Ordered that the judgment is affirmed.
“Where a peremptory challenge is based upon a prospective juror’s employment, the concerns regarding the employment must be related to the factual circumstances of the case, and the qualifications of the juror to serve on that case” (People v Campos, 290 AD2d 456, 457 [2002] [internal quotation marks omitted]; People v Smith, 266 AD2d 570, 571 [1999]; see People *695v Richie, 217 AD2d 84 [1995]). Here, the defendant failed to relate the employment status of the juror whom he wished to challenge to the facts of the case, and no such relationship is apparent on the record. Thus, the Supreme Court properly denied the defendant’s peremptory challenge to this juror, as his explanation for the challenge was a pretext for gender discrimination (see People v Payne, 88 NY2d 172 [1996]).

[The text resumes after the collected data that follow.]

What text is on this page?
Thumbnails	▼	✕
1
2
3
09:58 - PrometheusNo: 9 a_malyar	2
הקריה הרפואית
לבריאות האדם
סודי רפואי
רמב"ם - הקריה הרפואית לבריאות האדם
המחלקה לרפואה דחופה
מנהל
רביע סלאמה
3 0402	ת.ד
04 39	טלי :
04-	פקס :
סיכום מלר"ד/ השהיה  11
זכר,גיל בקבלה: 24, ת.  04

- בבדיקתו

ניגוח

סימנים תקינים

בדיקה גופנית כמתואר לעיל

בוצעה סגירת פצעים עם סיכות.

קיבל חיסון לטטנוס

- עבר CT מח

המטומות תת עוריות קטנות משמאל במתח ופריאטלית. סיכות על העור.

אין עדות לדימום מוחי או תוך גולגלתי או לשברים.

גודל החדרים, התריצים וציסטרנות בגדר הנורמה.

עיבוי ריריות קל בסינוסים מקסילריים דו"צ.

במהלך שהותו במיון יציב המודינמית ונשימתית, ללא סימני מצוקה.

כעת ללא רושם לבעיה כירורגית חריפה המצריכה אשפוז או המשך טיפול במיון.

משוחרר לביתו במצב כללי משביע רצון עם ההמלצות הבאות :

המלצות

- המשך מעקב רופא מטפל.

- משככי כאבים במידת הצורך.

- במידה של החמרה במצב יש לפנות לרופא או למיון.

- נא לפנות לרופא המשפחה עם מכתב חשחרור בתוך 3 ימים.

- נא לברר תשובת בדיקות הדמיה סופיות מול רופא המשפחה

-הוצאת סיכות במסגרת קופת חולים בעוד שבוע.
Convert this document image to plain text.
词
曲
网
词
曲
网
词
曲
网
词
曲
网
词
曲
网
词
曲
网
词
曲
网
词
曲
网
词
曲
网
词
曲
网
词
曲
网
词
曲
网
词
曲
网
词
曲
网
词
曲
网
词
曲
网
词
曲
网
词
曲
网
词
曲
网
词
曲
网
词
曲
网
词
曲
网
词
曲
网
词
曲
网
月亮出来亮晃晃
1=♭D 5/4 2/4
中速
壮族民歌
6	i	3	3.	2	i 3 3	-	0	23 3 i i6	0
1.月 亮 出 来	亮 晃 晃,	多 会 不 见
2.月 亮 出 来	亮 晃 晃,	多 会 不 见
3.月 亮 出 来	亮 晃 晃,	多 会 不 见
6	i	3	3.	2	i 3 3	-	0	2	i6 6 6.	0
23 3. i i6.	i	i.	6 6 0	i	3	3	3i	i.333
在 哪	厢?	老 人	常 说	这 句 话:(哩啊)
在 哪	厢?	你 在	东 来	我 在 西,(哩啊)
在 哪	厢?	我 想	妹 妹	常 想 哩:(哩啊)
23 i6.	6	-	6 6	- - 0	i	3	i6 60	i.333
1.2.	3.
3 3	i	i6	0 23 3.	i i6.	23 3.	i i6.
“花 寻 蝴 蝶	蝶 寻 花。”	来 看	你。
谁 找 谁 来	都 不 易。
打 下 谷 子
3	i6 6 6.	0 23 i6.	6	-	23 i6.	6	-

The defendants’s constitutional challenge to his adjudication as a mandatory persistent violent felony offender is unpreserved for appellate review and, in any event, is without merit (see People v Rosen, 96 NY2d 329, 335 [2001], cert denied 534 US 899 [2001]; People v Norris, 5 AD3d 796 [2004], lv denied 3 NY3d 645 [2004]; People v Hyatt, 2 AD3d 749 [2003]; People v Bryant, 2 AD3d 741 [2003]).
The sentence imposed was not excessive (see People v Suitte, 90 AD2d 80 [1982]). Santucci, J.P., Adams, Cozier and Rivera, JJ., concur.